Description de toutes les nations de l'empire de Russie, ou l'on expose leurs moeurs, religions, usages, habitations, habillemens et autres particularites remarquables.
Muller, St Petersburg, [1776-77].
All captions for the engravings were printed in three languages, so that it could be supplied to the text volumes of any of the three issues: French, German and Russian. The work is divided into the following sections: I. People of the Finnish tribe (25 plates), II. Tatar people (30 plates), III. Samoyed, Manchu and Eastern Siberian people (20 plates).

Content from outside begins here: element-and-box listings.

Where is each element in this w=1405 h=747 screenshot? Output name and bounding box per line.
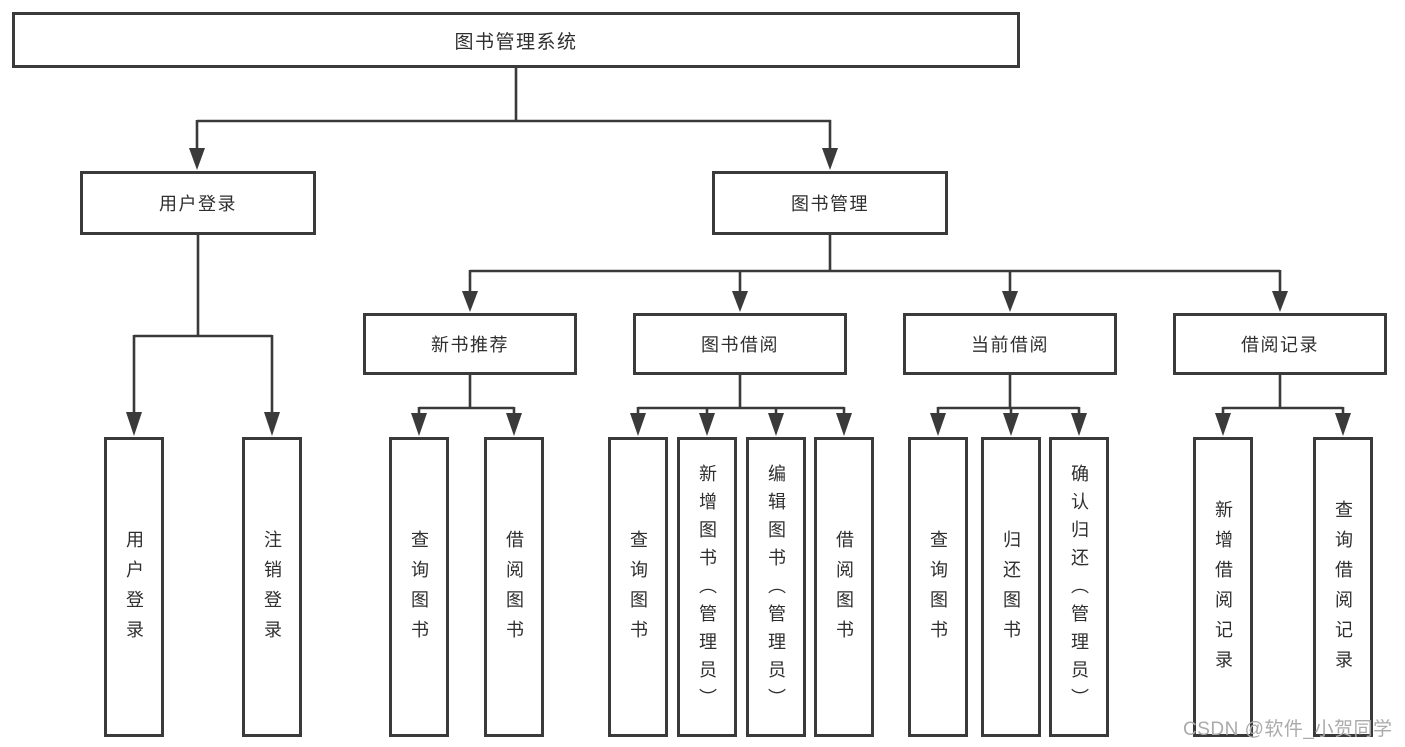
leaf-logout: 注销登录 [242,437,302,737]
node-book-management: 图书管理 [712,171,948,235]
node-root-system: 图书管理系统 [12,12,1020,68]
leaf-query-books-borrow: 查询图书 [608,437,668,737]
node-book-borrow: 图书借阅 [633,313,847,375]
leaf-query-books-current: 查询图书 [908,437,968,737]
leaf-query-borrow-record: 查询借阅记录 [1313,437,1373,737]
leaf-edit-books-admin: 编辑图书（管理员） [746,437,806,737]
leaf-query-books-recommend: 查询图书 [389,437,449,737]
node-user-login: 用户登录 [80,171,316,235]
leaf-borrow-books-recommend: 借阅图书 [484,437,544,737]
node-new-book-recommend: 新书推荐 [363,313,577,375]
leaf-add-books-admin: 新增图书（管理员） [677,437,737,737]
leaf-user-login: 用户登录 [104,437,164,737]
leaf-add-borrow-record: 新增借阅记录 [1193,437,1253,737]
leaf-confirm-return-admin: 确认归还（管理员） [1049,437,1109,737]
node-borrow-records: 借阅记录 [1173,313,1387,375]
node-current-borrow: 当前借阅 [903,313,1117,375]
csdn-watermark: CSDN @软件_小贺同学 [1183,719,1393,740]
leaf-borrow-books: 借阅图书 [814,437,874,737]
leaf-return-books: 归还图书 [981,437,1041,737]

Johann Gottlieb Georgi (1729-1803) was a German geographer and chemist. In 1770 he studied at the Russian Academy of Sciences in St. Petersburg. Two years later Georgi went to accompany Peter Simon Pallas, a German zoologist and biologist, on his expedition through Siberia. "He was particularly interested in the region of the Lake Baikal. His description and mapping of this region remained one of the most accurate and significant for several decades. After his return to St. Petersburg Georgi published the observations he made during his trip. It is hard to overestimate Georgi's work. His records provided extensive and accurate ethnographical, economical, botanical and geographical descriptions of the large part of the Russian Empire." (NDB, Neue Deutsche Biographie VI, 242).
Quarto (26.5 x 18.3 cm). 90 numbered plates coloured by hand, Russian, German and French captions in the plate; first plate spotted, small traces of mount to the versos. Later vellum with manuscript score; soiled.